Perth is a pretty city yet, at the same time, a little curious. There are walkways and cycle routes all along the river banks, providing zero excuses not to have a fantastic outdoors lifestyle. The city centre is neatly laid out, all thoroughly modern and regular. It is clean. The gardens are lush and exceedingly well maintained. There are amazingly tall buildings (some growing taller by the week) that give me that strange feeling – like I’ve got vertigo, but in reverse.
There are also walls filled with potted plants.
Then there are cute, older buildings tucked in amongst the shiny and newer ones that give just a hint of what Perth might have looked like back in the boom days of the gold rushes in Coolgardie (1892) and Kalgoorlie (1893).
My two favourite examples are the Perth Mint (built in 1899 as a direct result of the gold rushes) and the Old Perth Fire Station, built around 1900.
In some places just a façade remains; a colourfully painted colonial front to a shiny, glassy, monstrous office or apartment block behind.
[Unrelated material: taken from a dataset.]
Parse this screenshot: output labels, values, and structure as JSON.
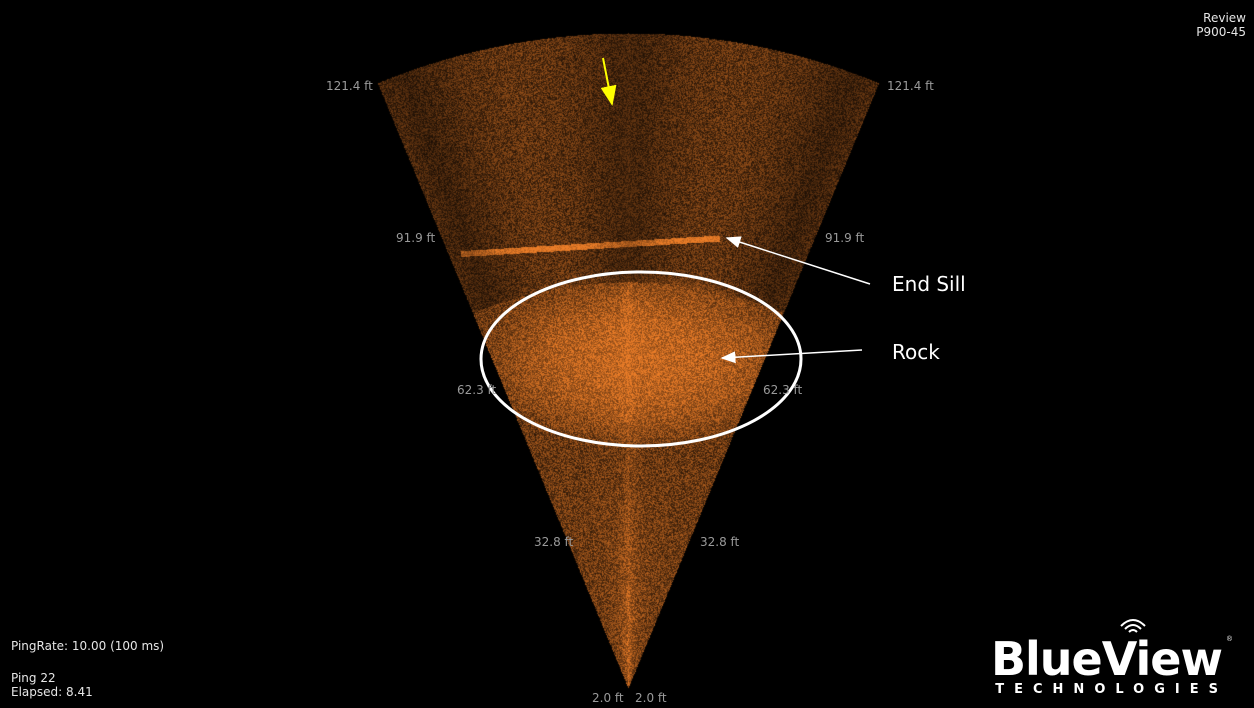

I’m still not quite sure what to make of them.
Much of what you see in Perth today is the result of the mineral wealth (specifically gold) of Western Australia.
Perth is also home to the highest population (per capita) of self-made millionaires – usually having had something to do with mining i.e. the financial backing of a mining/exploration venture.
Perth is also a very expensive city to visit. You’d be lucky to get change from $20 for two pints of the local Swan Draught, which I enjoyed (a lot). On the other hand, the minimum wage is relatively high (ok, vastly higher than in the UK!!).
It’s also (usually) really sunny in Perth (on average 8 hours per day) – quite different to its namesake Perth, Scotland!